Francis Poulenc (1899 - 1963)
The French composer Francis Poulenc only undertook formal musical training, with Charles Koechlin, in 1921, by which time he had already become identified with Les Six, the six French composers of the circle of Jean Cocteau that included Honegger, Auric and Milhaud. His music was initially lightweight in style, but the death of a close friend in 1935 brought a new depth to his work at the same time as the start of a long collaboration with the singer Pierre Bernac.

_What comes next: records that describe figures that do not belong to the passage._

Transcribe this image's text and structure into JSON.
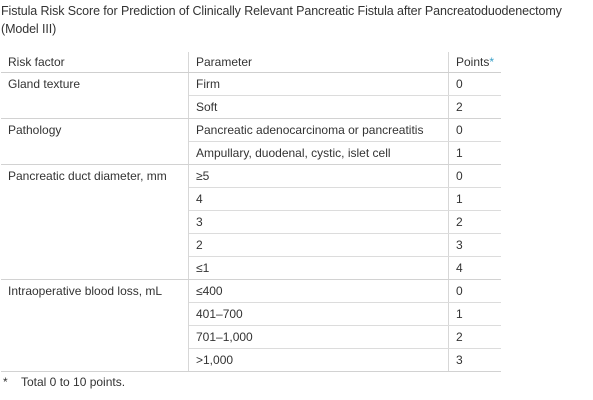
{
  "caption": "Fistula Risk Score for Prediction of Clinically Relevant Pancreatic Fistula after Pancreatoduodenectomy (Model III)",
  "headers": {
    "risk_factor": "Risk factor",
    "parameter": "Parameter",
    "points": "Points",
    "points_mark": "*"
  },
  "groups": [
    {
      "factor": "Gland texture",
      "rows": [
        {
          "parameter": "Firm",
          "points": "0"
        },
        {
          "parameter": "Soft",
          "points": "2"
        }
      ]
    },
    {
      "factor": "Pathology",
      "rows": [
        {
          "parameter": "Pancreatic adenocarcinoma or pancreatitis",
          "points": "0"
        },
        {
          "parameter": "Ampullary, duodenal, cystic, islet cell",
          "points": "1"
        }
      ]
    },
    {
      "factor": "Pancreatic duct diameter, mm",
      "rows": [
        {
          "parameter": "≥5",
          "points": "0"
        },
        {
          "parameter": "4",
          "points": "1"
        },
        {
          "parameter": "3",
          "points": "2"
        },
        {
          "parameter": "2",
          "points": "3"
        },
        {
          "parameter": "≤1",
          "points": "4"
        }
      ]
    },
    {
      "factor": "Intraoperative blood loss, mL",
      "rows": [
        {
          "parameter": "≤400",
          "points": "0"
        },
        {
          "parameter": "401–700",
          "points": "1"
        },
        {
          "parameter": "701–1,000",
          "points": "2"
        },
        {
          "parameter": ">1,000",
          "points": "3"
        }
      ]
    }
  ],
  "footnote": {
    "mark": "*",
    "text": "Total 0 to 10 points."
  }
}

Poulenc won considerable success with his comic opera Les Mamelles de Tirésias (‘The Breasts of Tiresias’), with a text by Apollinaire. It was written during the later days of World War Two and staged in Paris in 1947. The tragic opera Dialogues des Carmélites (‘Dialogues of the Carmelites’) is part of the international operatic repertoire. Its libretto is based on a play by Georges Bernanos dealing with the execution of Carmelite nuns during the French Revolution, itself based on Gertrud von Le Fort’s novel Die Letzte am Schafott (‘The Last on the Scaffold’). Other stage works, in addition to a number of scores of incidental music and film music, include the ballet Les Biches, first staged in Monte Carlo in 1924.

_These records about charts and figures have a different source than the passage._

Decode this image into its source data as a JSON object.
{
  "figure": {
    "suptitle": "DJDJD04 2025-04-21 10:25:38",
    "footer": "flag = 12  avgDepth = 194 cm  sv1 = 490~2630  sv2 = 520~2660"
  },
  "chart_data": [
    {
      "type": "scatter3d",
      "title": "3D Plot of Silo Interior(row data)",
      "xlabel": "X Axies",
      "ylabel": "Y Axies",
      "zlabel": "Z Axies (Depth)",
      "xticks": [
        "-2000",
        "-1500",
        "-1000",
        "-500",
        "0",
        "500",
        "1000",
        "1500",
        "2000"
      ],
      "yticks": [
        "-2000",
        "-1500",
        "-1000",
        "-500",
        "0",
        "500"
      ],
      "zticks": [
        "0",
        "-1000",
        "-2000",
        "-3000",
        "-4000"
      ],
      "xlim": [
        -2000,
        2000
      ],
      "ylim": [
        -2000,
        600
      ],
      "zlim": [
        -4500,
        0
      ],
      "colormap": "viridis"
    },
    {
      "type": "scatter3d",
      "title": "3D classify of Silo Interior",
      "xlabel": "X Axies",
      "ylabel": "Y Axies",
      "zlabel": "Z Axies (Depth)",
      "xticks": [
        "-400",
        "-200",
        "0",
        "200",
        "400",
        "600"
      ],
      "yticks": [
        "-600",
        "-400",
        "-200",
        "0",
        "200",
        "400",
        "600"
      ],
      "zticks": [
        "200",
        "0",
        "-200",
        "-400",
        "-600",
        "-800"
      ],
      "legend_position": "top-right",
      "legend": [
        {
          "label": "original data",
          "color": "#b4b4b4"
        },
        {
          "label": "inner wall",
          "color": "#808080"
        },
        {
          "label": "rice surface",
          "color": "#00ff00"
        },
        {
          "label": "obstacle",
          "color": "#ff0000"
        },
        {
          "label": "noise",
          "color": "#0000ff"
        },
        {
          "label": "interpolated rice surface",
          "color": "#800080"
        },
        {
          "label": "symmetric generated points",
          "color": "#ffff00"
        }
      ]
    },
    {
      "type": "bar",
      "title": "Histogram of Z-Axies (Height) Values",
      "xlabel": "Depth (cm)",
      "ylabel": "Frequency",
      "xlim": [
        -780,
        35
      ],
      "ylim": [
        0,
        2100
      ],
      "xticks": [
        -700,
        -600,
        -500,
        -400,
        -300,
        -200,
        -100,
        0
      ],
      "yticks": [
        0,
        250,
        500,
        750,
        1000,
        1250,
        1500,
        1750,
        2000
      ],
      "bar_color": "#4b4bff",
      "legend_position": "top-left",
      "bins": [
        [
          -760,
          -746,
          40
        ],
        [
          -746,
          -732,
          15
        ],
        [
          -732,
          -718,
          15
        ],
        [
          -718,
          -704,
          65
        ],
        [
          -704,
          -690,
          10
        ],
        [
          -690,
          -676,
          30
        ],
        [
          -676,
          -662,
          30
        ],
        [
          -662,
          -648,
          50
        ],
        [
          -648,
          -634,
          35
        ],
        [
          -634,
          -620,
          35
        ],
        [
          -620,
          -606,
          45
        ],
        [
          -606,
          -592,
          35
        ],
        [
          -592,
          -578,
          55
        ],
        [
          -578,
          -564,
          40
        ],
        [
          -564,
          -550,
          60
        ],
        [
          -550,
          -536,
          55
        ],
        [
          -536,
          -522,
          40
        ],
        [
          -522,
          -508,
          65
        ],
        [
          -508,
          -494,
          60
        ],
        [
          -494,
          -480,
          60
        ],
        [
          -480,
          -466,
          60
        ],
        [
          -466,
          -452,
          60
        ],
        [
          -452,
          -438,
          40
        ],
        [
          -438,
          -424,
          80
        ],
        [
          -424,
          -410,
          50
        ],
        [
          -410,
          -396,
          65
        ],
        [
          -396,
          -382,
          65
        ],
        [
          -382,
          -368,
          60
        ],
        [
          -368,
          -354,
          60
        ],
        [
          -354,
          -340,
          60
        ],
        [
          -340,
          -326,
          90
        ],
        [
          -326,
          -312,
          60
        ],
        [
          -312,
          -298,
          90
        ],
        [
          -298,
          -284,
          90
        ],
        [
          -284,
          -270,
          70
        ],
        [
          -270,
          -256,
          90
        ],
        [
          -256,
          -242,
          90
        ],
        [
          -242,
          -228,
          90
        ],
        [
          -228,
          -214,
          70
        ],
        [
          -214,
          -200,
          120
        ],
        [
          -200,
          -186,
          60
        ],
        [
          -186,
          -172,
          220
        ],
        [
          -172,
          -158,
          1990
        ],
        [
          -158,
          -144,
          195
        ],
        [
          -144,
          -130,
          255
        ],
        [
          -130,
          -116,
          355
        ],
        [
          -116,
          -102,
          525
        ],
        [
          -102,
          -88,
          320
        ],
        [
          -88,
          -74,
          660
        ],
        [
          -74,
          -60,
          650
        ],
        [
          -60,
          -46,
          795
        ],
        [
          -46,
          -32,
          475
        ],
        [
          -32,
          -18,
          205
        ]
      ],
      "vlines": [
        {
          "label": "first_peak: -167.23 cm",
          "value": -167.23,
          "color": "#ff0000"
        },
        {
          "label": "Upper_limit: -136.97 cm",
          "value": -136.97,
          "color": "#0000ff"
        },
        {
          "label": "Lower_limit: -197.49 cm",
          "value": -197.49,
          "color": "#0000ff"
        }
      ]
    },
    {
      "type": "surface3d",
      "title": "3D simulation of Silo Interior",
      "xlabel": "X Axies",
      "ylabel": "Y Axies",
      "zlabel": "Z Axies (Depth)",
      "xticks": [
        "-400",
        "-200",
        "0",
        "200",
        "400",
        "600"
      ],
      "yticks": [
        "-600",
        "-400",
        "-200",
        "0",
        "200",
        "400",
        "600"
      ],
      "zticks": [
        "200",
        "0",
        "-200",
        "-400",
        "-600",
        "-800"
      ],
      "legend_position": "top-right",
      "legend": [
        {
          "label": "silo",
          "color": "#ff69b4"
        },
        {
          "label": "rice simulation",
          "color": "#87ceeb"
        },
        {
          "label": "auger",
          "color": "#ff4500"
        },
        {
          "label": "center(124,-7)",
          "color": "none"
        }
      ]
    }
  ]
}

Poulenc’s orchestral music includes a suite from Les Biches, the charming Concert champêtre for harpsichord and small orchestra, and concertos for organ, for piano and for two pianos.
Choral and Vocal Music
Poulenc made a significant and idiomatic contribution to the art of French solo song in addition to a number of choral works. His solo songs range from settings of Apollinaire and Cocteau to settings of Ronsard. His melodrama L’Histoire de Babar, for reciter and piano, tells the story of Babar the Elephant, the creation of Jean de Brunhoff in a simple tale for children. His church music, after his inner conversion to the Catholic religion of his childhood in 1935, is marked by a Mass setting of 1937 and, more notably, the moving Stabat mater of 1950. In 1959 came Gloriafor solo soprano, chorus and orchestra, with a final, more sombre Sept Répons des ténèbres in 1961.
French composers of the 20th century have shown a particular deftness in the handling of woodwind instruments. This ability is exemplified in Poulenc’s sonatas for flute and piano, clarinet and piano, and oboe and piano, in addition to an attractive trio for oboe, bassoon and piano.
The best known of all Poulenc’s music was at one time the three Mouvements perpétuels of 1918. There is a sonata for piano duet of the same year and a number of attractive short pieces, including a neoclassical suite after Claude Gervaise and the elegant Promenades.